The coronavirus pandemic and the shift to distance learning have led many college-age adults to rethink their education in the short term. Simone Pass Tucker decided to put undergraduate work on hold and try politics.
Pass Tucker, 22, who is Jewish, is one of three candidates running in a special election for a seat on the Falls Church City Council. Pass Tucker identifies as non-binary, and uses the pronouns they and them. If victorious on Nov. 3, Pass Tucker would be the first openly non-binary person elected in Virginia.
“I decided to run because I think anyone and everyone should have a voice in local politics,” they said. “Whether it’s age or race or gender, income level, whatever it is, I think everyone should be able to have a voice in government. And the easiest way to do that is to start with local government.”
If elected, Pass Tucker’s immediate priority will be to amend the city’s zoning code. They said a large number of homes in Falls Church are zoned for single families. Removing this stipulation would allow for accessory dwelling units, duplexes and multiple families living in the same house. Pass Tucker said the change would allow for more lower-income families to move to the city of about 14,600 residents.
The council seat was left vacant by the death in July of council member Daniel X. Sze. Two others, Debbie Hiscott and Joshua Shokoor, are vying for the seat.

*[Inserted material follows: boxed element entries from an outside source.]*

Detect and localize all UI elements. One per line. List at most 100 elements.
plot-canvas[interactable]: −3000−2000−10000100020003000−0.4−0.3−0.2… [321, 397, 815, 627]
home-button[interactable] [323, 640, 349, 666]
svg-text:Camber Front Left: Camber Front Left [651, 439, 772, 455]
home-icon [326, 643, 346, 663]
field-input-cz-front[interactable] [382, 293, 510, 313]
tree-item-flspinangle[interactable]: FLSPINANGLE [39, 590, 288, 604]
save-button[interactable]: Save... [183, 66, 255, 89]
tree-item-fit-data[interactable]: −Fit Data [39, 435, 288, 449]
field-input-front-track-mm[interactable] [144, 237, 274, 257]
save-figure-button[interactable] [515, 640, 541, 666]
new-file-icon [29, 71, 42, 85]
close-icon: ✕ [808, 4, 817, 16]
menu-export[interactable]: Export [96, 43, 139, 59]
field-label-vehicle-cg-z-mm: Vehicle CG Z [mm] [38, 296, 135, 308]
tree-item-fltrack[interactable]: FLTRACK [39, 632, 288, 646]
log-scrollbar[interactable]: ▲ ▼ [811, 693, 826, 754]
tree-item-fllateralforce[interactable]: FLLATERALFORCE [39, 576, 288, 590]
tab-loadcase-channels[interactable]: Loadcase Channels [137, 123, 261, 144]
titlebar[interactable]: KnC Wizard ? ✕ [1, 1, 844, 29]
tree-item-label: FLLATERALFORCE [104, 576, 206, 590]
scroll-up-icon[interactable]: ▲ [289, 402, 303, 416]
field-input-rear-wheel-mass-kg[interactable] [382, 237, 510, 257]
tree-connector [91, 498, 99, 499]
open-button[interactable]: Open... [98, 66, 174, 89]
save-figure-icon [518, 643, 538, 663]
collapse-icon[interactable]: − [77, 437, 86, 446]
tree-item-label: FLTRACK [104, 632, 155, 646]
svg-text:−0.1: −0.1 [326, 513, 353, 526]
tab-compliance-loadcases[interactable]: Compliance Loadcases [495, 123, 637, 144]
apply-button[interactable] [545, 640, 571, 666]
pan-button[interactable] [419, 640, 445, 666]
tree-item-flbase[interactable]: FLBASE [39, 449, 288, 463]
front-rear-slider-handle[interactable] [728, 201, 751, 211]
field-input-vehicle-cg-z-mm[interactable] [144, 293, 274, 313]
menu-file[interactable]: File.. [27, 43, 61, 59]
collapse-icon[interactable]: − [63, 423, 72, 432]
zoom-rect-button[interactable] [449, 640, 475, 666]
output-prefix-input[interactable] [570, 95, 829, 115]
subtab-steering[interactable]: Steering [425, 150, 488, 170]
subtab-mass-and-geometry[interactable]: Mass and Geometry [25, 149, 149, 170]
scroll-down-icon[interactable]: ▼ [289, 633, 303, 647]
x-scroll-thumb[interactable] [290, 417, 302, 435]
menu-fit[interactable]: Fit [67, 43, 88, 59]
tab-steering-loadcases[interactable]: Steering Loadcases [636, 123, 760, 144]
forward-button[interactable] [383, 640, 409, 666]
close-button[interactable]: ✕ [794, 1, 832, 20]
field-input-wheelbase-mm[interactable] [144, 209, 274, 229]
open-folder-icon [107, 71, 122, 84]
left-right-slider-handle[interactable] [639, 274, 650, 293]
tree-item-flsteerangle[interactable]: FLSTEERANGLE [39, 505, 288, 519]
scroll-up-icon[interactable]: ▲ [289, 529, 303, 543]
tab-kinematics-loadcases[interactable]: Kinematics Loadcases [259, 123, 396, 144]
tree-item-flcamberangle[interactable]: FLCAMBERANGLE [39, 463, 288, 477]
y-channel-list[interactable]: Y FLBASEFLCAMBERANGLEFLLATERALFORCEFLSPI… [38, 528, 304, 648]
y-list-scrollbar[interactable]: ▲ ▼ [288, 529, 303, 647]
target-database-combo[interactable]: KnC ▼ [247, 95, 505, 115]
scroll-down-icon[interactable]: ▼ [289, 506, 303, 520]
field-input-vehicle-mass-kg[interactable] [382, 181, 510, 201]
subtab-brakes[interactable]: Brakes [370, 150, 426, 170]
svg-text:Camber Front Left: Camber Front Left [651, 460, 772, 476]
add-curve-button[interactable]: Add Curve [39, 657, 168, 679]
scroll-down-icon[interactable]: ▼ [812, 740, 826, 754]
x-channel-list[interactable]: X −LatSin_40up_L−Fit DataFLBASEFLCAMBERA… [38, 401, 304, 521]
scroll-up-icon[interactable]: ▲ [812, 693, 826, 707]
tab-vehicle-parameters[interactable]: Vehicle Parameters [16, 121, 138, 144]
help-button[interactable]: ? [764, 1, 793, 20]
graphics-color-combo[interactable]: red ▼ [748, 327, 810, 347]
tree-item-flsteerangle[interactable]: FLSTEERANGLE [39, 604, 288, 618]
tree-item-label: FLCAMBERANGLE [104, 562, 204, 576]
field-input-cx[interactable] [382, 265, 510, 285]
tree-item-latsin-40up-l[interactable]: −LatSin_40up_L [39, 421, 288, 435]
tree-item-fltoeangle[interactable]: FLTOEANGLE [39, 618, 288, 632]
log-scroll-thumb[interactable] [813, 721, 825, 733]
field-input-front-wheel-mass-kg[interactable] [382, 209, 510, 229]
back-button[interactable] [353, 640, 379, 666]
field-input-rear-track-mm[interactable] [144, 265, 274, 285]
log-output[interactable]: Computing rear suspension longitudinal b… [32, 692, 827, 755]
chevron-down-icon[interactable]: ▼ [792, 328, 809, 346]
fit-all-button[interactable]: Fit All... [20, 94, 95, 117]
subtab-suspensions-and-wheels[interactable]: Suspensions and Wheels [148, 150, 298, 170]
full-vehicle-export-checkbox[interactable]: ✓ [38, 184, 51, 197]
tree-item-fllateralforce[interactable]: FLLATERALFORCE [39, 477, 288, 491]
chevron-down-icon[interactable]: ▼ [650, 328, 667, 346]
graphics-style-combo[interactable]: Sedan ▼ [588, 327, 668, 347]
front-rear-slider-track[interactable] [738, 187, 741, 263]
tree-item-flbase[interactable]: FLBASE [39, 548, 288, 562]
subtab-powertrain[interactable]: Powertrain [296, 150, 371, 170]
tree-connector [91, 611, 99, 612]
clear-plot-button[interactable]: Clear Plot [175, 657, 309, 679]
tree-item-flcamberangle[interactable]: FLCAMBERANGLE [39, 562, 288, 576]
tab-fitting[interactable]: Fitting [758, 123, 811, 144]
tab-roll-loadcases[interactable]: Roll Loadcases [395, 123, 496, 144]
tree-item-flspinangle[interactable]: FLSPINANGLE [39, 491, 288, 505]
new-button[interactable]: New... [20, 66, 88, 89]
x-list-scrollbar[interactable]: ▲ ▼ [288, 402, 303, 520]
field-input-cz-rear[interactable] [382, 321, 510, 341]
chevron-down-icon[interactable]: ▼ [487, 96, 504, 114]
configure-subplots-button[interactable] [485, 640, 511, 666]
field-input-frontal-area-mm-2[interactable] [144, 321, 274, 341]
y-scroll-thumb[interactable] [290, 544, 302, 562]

“In terms of what I had seen from [the council] in the past, I wasn’t confident that they were going to put into place the changes that I think are important in Falls Church city and that I know a lot of my neighbors would like to see happen,” Pass Tucker said.
Other issues they’re running on include downsizing the city’s carbon footprint, increasing the stock of affordable housing, scaling back parking and speeding tickets and supporting local businesses.
Pass Tucker grew up in Falls Church and graduated from George Mason High School in 2016. Pass Tucker was a student at The College of William & Mary in Williamsburg pursuing a bachelor’s degree in sociology with a minor in Judaic studies, and less than a year away from graduating, when the pandemic began. With classes now online, Pass Tucker decided to take a break until the pandemic passed. As a candidate, Pass Tucker is learning as they go.
“This is going to sound a little weird, but I forgot I was non-binary — like, I forgot that that was something that would matter — until I had already announced,” Pass Tucker said.
Most people have been accepting of their gender identity, Pass Tucker said.
“There’s the occasional person where I knock on their door and then they say something homophobic or transphobic,” Pass Tucker said. “But the majority of people in Falls Church are pretty liberal and accepting, which is another reason why I love Falls Church so much.
“It’s important to have minority representation in whatever form it comes in, because people who are members of marginalized groups understand what it is like to be oppressed,” Pass Tucker added. “And, quite frankly, it is easier to have empathy for and to help lift up other marginalized communities, even if they’re not a part of them.”
As a Jew, Pass Tucker said they observe Shabbat and try to live a life guided by Jewish values. Pass Tucker identifies with the Reconstructionist movement. Pass Tucker has been involved with groups including J Street, Planned Parenthood and Sunrise Movement. A notable Jewish experience for them was traveling with 26 other college students to Israel in 2019. The 10-day Let Our People Know trip was organized and funded by J Street and Pass Tucker wrote of the experience in an opinion piece in Washington Jewish Week.
Upon finishing their studies, Pass Tucker plans to go into full-time activism and advocacy work, particularly around racial equity or the Israel-Palestine conflict. But meanwhile, the election is nearing.
“I don’t really have a date to go back to things anymore because of the campaign,” Pass Tucker said. “I am happy to take as much time off from school as needed. I can do it part-time until I finish. But enacting positive change in my local community is something that’s super important to me. More important than a traditional career.”